Python-based scraper / crawler for members and messages on bitcointalk.org
a) Make sure required python packages are installed
pip install cssselect lxml psycopg2 requests
b) Create tables in target PostgreSQL DB (see sql/)
c) Create .pgpass file in top-level of this directory containing connection info to the DB from previous step. Use the following format (9.1):
http://www.postgresql.org/docs/9.1/static/libpq-pgpass.html
d) Create "data" folder within the application folder, or change the _saveToFile method in memoizer.py to point to a different data directory.
Main crawler will store information about all boards, members, messages, and topics falling within a user-defined range of topic IDs (as presented by bitcointalk.org).
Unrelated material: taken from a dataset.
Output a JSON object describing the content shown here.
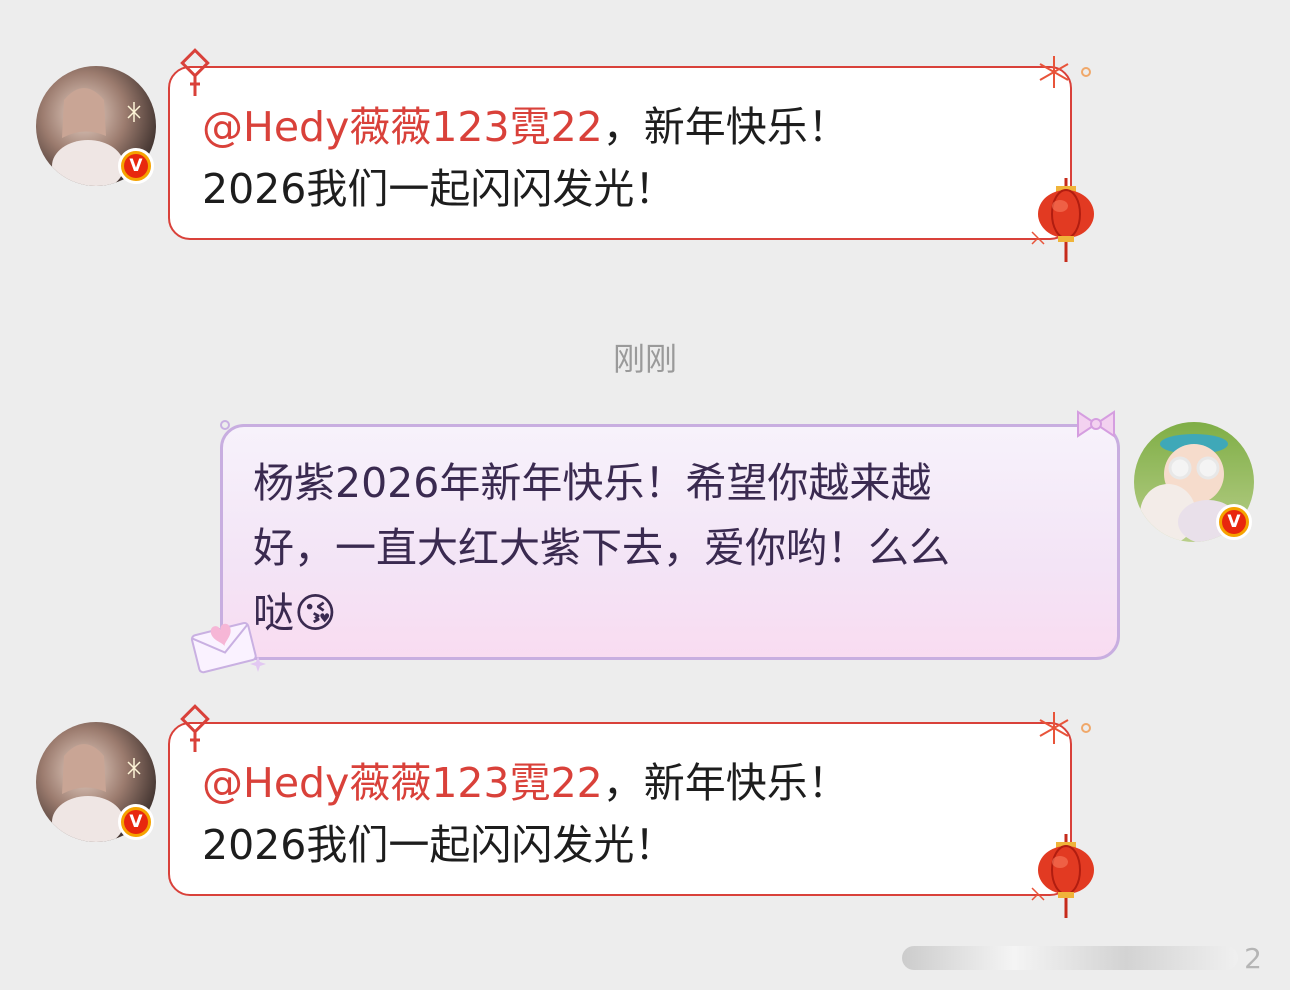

By default this range is between topics 1 and 50 - to change the range simple edit the "startTopicId" and "stopTopicId" variables within "scraper.py". When you're ready to start the crawler, simply run "python scrape_topics.py".
In the interest of avoiding heavy server load, the crawler, by default will wait an average of 5 seconds between requests to bitcointalk.org. To change this, simply edit the variable "interReqTime" in bitcointalk.py to the desired value.
The main crawler file included, "scrape_topics.py", is only one possible implementation of the crawler. The scraping interface, accessed through the memoizer sub-module, accepts a variety of commands and is smart enough to avoid scraping the same URL twice. Feel free to build your own custom crawler on top of this!